Es posible que se haya tenido la experiencia de decepcionarse de las personas, de las cosas y de situaciones desde muy temprana edad. La escritora estadounidense, Sylvia Plath, que terminó su vida con el suicidio, afirmaba que: “Si nunca esperas nada de nadie nunca te decepcionarás”. Expresión que hace reflexionar en que la fe en otras personas ha de estar perdida y que uno tendrá que confinarse a una soledad extrema en la cual ningún otro tendrá posibilidad de ser de confianza.
Un hijo, por ejemplo, tiene la expectativa y también el derecho de obtener un buen trato de sus padres, de que ellos abriguen sus deseos y contribuyan a fortalecerlo y aún quizás a alcanzarlos. Esto constituye parte de una relación amorosa. Pero, cuando las cosas no son como se han deseado, la decepción surge y esto es un azar en la vida de cada quien. Igual que el enamoramiento, constituye fuente de decepción al no ser correspondido. Sin embargo, ¿Tendremos que renunciar a la acción de amar, por no sentir correspondencia?
Considero que es una fortuna tener la vivencia de amar, sería muy duro para cualquier persona llegar a morir sin haber conocido el amor. Y el amor tiene sus expectativas, en él se espera que la persona nos sea leal, nos respete, nos comprenda, nos ayude a subir escalones o nos inste a que lo hagamos por nosotros mismos, nos cuide pero también acepte quiénes somos y nos permita ser.

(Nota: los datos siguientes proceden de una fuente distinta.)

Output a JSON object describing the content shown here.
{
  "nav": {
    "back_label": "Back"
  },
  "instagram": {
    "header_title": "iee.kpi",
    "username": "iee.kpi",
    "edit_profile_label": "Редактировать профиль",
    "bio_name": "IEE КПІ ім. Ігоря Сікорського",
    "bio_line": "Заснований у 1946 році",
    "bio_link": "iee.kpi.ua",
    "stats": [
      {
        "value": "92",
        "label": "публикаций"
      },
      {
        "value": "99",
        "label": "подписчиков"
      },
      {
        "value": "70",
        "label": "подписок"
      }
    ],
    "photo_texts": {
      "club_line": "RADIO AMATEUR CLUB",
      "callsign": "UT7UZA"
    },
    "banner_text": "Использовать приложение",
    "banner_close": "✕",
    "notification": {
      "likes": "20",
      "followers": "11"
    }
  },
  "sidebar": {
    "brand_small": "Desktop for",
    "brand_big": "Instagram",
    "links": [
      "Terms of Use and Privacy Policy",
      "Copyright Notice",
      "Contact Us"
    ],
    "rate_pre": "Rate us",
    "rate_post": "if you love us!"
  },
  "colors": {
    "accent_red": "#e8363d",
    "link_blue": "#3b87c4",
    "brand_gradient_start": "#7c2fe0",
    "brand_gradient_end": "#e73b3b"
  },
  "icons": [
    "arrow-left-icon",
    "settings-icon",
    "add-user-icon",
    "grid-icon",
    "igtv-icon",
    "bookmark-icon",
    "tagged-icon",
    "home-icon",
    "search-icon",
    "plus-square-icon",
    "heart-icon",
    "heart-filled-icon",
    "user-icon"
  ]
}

Cuando estas características deseadas en el establecimiento de una relación amorosa no se manifiestan la decepción florece.
Uno de los temas en juego ante la infidelidad de un miembro de la pareja es la decepción que provoca en el otro. Ya que se asume en la consolidación del romance un compromiso de lealtad que es defraudado. Aunque hay quienes han insinuado el hecho de que se puede ser leal y al mismo tiempo infiel. Aunque lo tratemos de asimilar es posible que sea algo fácil de decir pero en la práctica posiblemente tendrá una repercusión indistinta.
También es cierto que si nos formamos expectativas muy altas y distantes de la realidad nuestra caída puede ser más pronunciada, por lo que la decepción aparece de manera pronta. El gozar de una evaluación clara de las circunstancias, es un hecho que otorga la madurez, así como el asimilar que no todo lo que pensamos o queremos de manera ipso facto ha de ser cumplido.
Un niño espera lo que se le ha ofrecido, pero ante la espera continua sin una respuesta adecuada. Aprende a ya no seguir esperando, se decepciona en ese momento. Sufre, llora y se preguntará ¿Qué pasó? De manera similar pasa con la persona adulta. Pero una o muchas decepciones podrían contribuir a una lección de perseverancia y no necesariamente de amargura.